Cuba announces new restrictions and a contingency plan as the energy crisis intensifies
Cuba has asked businesses and state-owned companies to reduce their air conditioning usage and generate more electricity using renewable sources, and also to take other conservation measures. This is as the communist government faces its worst energy crisis for decades.
In a 16-page decret published on Tuesday, the new regulations give the top energy users in the public and private sectors three years to install sources of renewable energy capable of producing 50% or more of their electricity during daylight hours.
Businesses will be required to contract the government if they cannot install solar panels in an office or factory.
The decree also establishes a number of new conservation measures. One such measure prohibits state and private companies on the Caribbean Island from using "climate-control units in nontechnological offices at temperatures below 24C (75.22F).

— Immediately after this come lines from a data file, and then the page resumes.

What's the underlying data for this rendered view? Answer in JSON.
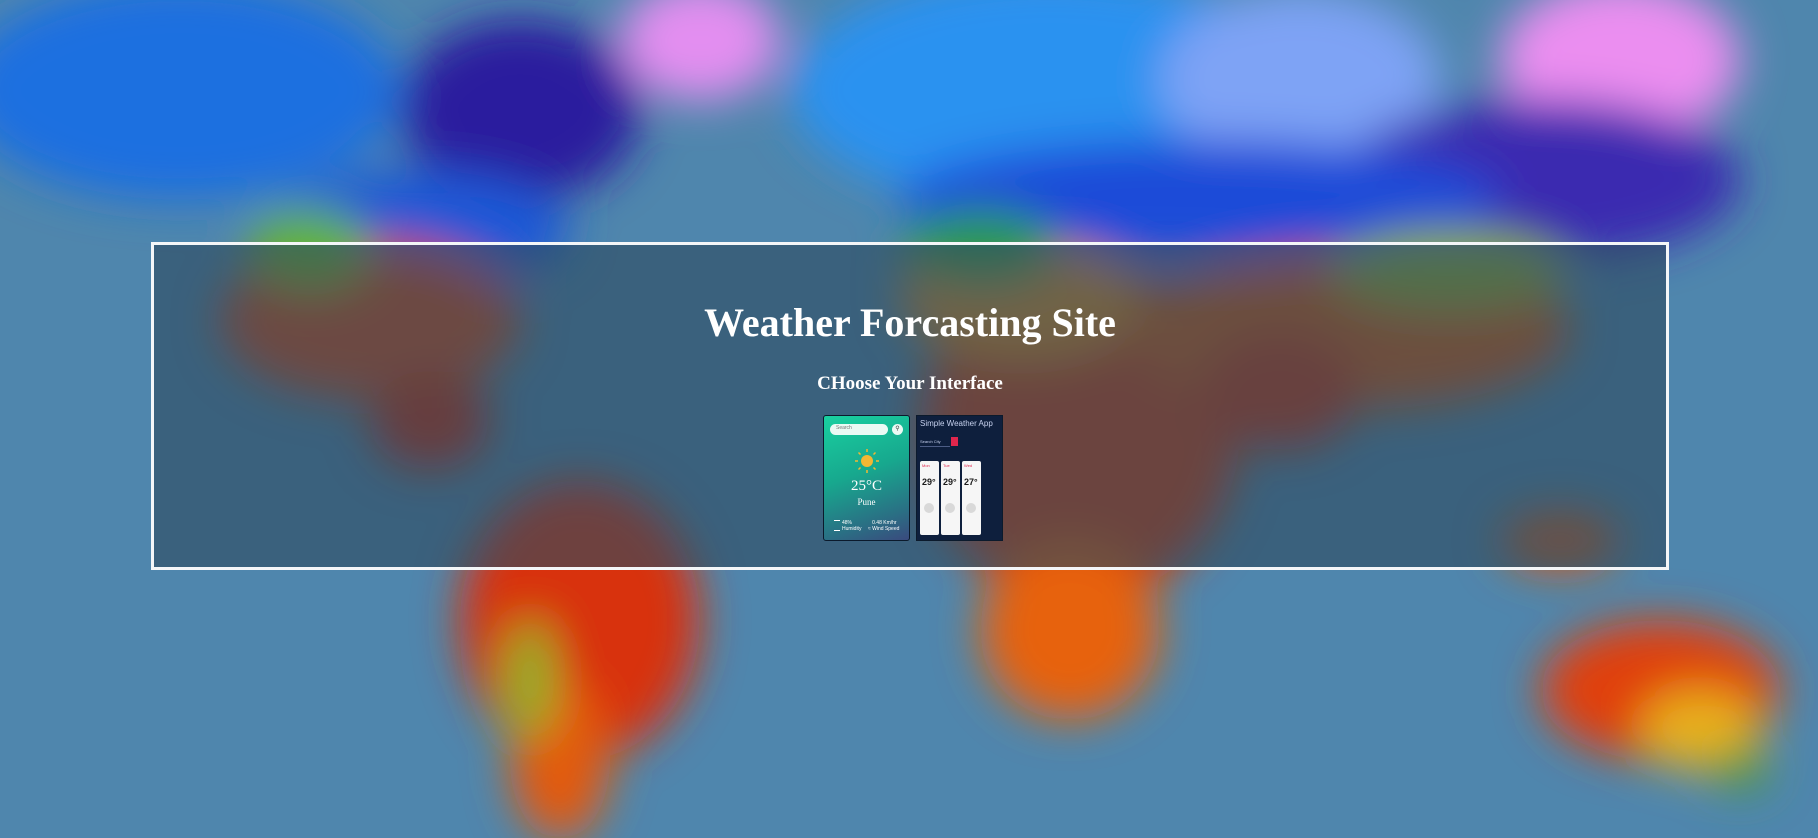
{
  "page": {
    "title": "Weather Forcasting Site",
    "subtitle": "CHoose Your Interface"
  },
  "interfaces": [
    {
      "name": "green-card-interface",
      "search_placeholder": "Search",
      "search_icon": "search-icon",
      "weather_icon": "sun-icon",
      "temperature": "25°C",
      "city": "Pune",
      "humidity_value": "48%",
      "humidity_label": "Humidity",
      "wind_value": "0.48 Km/hr",
      "wind_label": "Wind Speed"
    },
    {
      "name": "dark-app-interface",
      "title": "Simple Weather App",
      "input_value": "Search City",
      "cards": [
        {
          "day": "Mon",
          "temp": "29°"
        },
        {
          "day": "Tue",
          "temp": "29°"
        },
        {
          "day": "Wed",
          "temp": "27°"
        }
      ]
    }
  ],
  "colors": {
    "panel_border": "#f4f6f8",
    "green_card_top": "#19d0a0",
    "dark_app_bg": "#0e1f3d",
    "accent_red": "#e0264d"
  }
}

Cuba's electric grid is on the brink of collapse, and these increasingly restrictive measures are a response.
During October and November, there were multiple island-wide blackouts that left millions in darkness for several days. Cuba continues to experience rolling blackouts as it struggles to find the fuel and spares needed to generate enough power to meet demand.
The government is blaming U.S. economic sanctions and the escalating tension on these factors.
The decree establishes protocols to be used in the event of an emergency where it "is necessary to interrupt electrical service on a sustained and planned basis for more than 72-hours."
Businesses would have to turn off refrigerators, industrial-sized ovens, and irrigation pumps at peak hours.
The decree devotes several pages to the enforcement of the new regulations, which include shutting down electricity for businesses that do not meet the new standards. Fines can range from 15,000 pesos (approximately $45.00) to more than 45,000 pesos, depending on the offense. Nelson Acosta reported; Dave Sherwood, Bill Berkrot and Bill Berkrot edited.